Der stellvertretende Jobcenter-Geschäftsführer (GF) des Jobcenters verhängte gegen den Beistand ein 18 monatiges Hausverbot. Es hätte Sinn gemacht, vor Abfassung des Hausverbots, sich über Sinn oder Unsinn eines solchen Verbots Gedanken zu machen. Hier ein Auszug aus dem Schreiben an den Beistand:
„Ich gehe davon aus, dass Sie wissentlich gegen die Hausordnung des Jobcenters Märkischer Kreis verstoßen haben.
Ich fordere Sie auf, die unerlaubt im Jobcenter aufgenommenen Fotos sofort zu löschen und eine Veröffentlichung zu unterlassen. Bei einem Verstoß dagegen, werde ich Schadensersatzansprüche prüfen lassen.“
Sowohl zum Schutze meiner Mitarbeiter(innen) als auch der Kunden(innen) spreche ich Ihnen daher hiermit ein Hausverbot für die Dienststellen des Jobcenters Märkischer Kreis aus.
Das Hausverbot gilt ab sofort bis einschließlich 31.12.2018. Ein weniger als 18 Monate
andauerndes Hausverbot wäre zwar im Vergleich zu dem 18-monatigen Hausverbot milder, aber nicht unbedingt gleich geeignet, um den Schutz meiner Mitarbeiter{innen) und den ungestörten Dienstbetrieb zu gewährleisten. Bei der Entscheidung habe ich pflichtgemäßes Ermessen ausgeübt und den Grundsatz der Verhältnismäßigkeit unter Berücksichtigung Ihres oben beschriebenen Verhaltens beachtet.“
Überzogene Reaktion wirft Fragen hinsichtlich der Geeignetheit des stv. GF auf
Wenn man diese Zeilen liest, muss man sich fragen, ob der stellvertretende Geschäftsführer des Jobcenters Märkischer Kreis tatsächlich eine Funktion innehat, derer er gerecht wird.

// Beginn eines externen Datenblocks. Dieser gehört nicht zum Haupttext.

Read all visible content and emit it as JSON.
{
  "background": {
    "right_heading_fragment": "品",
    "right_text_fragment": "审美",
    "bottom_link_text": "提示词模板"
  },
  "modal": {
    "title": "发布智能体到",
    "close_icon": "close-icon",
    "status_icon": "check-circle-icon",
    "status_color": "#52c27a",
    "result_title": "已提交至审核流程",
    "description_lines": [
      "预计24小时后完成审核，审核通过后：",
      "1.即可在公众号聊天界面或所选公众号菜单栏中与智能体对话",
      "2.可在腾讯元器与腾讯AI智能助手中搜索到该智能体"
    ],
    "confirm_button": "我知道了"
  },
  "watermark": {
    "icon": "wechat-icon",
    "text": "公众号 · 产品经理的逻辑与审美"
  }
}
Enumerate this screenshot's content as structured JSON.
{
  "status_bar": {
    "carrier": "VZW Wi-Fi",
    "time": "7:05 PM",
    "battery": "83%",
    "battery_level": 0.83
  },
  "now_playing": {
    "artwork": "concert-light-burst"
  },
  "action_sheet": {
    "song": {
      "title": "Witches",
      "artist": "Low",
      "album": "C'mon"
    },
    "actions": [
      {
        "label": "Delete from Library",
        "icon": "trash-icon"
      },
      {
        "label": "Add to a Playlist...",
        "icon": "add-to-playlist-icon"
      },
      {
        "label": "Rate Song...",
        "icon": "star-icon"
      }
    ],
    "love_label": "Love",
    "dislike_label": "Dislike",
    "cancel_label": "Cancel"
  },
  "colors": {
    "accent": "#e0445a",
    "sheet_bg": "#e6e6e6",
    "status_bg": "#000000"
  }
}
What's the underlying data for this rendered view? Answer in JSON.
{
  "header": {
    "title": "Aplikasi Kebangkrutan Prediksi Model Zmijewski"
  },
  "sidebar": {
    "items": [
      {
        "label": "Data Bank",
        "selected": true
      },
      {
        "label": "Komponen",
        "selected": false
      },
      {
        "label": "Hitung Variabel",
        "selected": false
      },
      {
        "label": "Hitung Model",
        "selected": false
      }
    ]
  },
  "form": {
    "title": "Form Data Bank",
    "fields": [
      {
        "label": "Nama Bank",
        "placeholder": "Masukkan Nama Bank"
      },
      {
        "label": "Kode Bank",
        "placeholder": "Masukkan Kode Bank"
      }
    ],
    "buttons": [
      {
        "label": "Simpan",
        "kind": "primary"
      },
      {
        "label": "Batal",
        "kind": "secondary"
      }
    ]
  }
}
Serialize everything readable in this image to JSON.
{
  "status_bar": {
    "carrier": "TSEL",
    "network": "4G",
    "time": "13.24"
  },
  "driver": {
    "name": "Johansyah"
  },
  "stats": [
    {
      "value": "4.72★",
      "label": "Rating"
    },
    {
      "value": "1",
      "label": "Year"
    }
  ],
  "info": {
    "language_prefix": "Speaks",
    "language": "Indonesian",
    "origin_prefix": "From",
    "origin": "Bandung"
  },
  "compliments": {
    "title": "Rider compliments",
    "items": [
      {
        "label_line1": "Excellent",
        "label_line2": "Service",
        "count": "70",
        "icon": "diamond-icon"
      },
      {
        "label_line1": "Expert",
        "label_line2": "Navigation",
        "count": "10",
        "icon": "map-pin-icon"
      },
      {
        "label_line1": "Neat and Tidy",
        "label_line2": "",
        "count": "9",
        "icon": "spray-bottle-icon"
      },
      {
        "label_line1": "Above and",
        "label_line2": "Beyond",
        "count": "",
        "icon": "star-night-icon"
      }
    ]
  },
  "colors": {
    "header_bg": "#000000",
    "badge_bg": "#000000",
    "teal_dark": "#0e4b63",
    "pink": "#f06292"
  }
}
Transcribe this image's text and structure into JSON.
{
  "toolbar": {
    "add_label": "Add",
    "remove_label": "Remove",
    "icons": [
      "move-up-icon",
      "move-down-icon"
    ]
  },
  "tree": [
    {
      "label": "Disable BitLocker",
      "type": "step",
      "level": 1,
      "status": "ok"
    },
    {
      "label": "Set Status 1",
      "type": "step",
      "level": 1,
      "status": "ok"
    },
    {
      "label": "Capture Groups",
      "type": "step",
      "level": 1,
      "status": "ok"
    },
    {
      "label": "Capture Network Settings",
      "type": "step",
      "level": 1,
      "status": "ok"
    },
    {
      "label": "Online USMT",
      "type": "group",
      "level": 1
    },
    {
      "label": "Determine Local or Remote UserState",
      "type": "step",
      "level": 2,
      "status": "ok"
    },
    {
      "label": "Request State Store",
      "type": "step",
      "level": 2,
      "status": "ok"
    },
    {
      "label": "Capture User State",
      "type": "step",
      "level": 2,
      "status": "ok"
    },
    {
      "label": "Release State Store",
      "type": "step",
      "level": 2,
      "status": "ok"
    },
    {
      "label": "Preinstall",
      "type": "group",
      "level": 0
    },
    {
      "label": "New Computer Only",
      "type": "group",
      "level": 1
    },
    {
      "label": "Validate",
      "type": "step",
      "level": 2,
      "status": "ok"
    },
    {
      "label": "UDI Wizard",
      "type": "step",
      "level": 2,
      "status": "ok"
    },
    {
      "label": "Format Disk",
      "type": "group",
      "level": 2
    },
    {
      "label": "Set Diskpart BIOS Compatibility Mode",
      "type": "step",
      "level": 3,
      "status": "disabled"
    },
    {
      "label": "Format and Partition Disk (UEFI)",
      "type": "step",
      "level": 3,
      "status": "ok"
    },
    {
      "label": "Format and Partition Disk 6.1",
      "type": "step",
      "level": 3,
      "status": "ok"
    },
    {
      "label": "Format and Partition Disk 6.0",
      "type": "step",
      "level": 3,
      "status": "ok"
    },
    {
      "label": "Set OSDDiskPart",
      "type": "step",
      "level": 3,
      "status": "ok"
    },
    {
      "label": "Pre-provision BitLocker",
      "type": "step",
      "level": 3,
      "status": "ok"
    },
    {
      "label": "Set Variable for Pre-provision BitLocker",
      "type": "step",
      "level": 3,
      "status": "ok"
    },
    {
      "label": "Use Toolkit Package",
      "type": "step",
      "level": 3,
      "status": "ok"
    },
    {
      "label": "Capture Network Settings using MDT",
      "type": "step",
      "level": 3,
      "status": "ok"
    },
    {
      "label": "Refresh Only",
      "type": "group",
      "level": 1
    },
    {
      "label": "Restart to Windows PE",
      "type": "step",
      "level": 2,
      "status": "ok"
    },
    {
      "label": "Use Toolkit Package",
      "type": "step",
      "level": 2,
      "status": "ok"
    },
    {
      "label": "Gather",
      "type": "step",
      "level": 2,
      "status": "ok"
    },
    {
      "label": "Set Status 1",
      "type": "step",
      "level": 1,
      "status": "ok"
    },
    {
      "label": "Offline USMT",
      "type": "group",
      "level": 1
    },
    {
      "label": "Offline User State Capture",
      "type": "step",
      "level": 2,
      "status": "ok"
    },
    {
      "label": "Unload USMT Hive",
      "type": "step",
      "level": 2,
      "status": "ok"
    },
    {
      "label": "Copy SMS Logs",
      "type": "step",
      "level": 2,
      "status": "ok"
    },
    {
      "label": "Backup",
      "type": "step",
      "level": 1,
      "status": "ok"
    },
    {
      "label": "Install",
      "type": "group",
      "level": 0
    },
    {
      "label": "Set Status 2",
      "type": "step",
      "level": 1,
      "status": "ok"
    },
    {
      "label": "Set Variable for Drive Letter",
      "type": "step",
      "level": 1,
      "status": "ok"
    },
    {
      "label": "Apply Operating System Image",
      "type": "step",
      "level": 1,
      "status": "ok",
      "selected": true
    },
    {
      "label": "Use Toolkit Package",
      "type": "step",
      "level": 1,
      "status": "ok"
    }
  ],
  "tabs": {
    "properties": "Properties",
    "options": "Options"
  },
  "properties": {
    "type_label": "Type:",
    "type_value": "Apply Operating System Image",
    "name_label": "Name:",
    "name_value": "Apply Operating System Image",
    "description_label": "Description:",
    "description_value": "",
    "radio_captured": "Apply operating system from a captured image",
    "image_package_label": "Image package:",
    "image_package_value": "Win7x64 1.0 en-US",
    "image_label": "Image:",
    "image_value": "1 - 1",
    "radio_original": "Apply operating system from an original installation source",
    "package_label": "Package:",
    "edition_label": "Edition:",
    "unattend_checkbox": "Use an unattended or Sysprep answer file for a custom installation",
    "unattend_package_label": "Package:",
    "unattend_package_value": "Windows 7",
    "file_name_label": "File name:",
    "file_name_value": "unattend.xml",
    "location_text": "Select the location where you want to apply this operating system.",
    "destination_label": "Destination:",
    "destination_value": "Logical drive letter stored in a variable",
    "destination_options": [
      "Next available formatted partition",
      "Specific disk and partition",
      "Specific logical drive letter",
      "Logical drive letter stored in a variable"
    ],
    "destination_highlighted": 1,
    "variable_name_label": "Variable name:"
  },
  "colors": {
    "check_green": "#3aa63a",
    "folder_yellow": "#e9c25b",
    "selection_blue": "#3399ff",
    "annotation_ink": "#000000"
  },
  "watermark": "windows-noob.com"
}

Es ist schon erstaunlich, wenn er den interessierten Leser wissen lässt, dass er bei seinem völlig überzogenen Hausverbot „pflichtgemäßes Ermessen ausgeübt und den Grundsatz der Verhältnismäßigkeit beachtet“ haben will. Seine Reaktion lässt vielmehr die Vermutung aufkommen, dass ihm offenkundig nicht bekannt ist, was unter „pflichtgemäßen Ermessen“ und dem „Grundsatz der Verhältnismäßigkeit“ zu verstehen ist.
Das Ermessen scheint, wie bei manch anderer Sozialbehörde, auch in dieser Sache nur in Form eines Textbausteins vorhanden zu sein.
Es ist zu hoffen, dass der stv. GF die Entscheidung des SG Dortmund mit der gebotenen Ruhe liest und diese auch versteht. Sollte ihm dies gelingen, dann ist zu hoffen, dass er zukünftig von solchen „Schnellschüssen“ Abstand nimmt wie dies in der Sache des aktiven Interessenvertreters von Leistungsbeziehern der Fall war.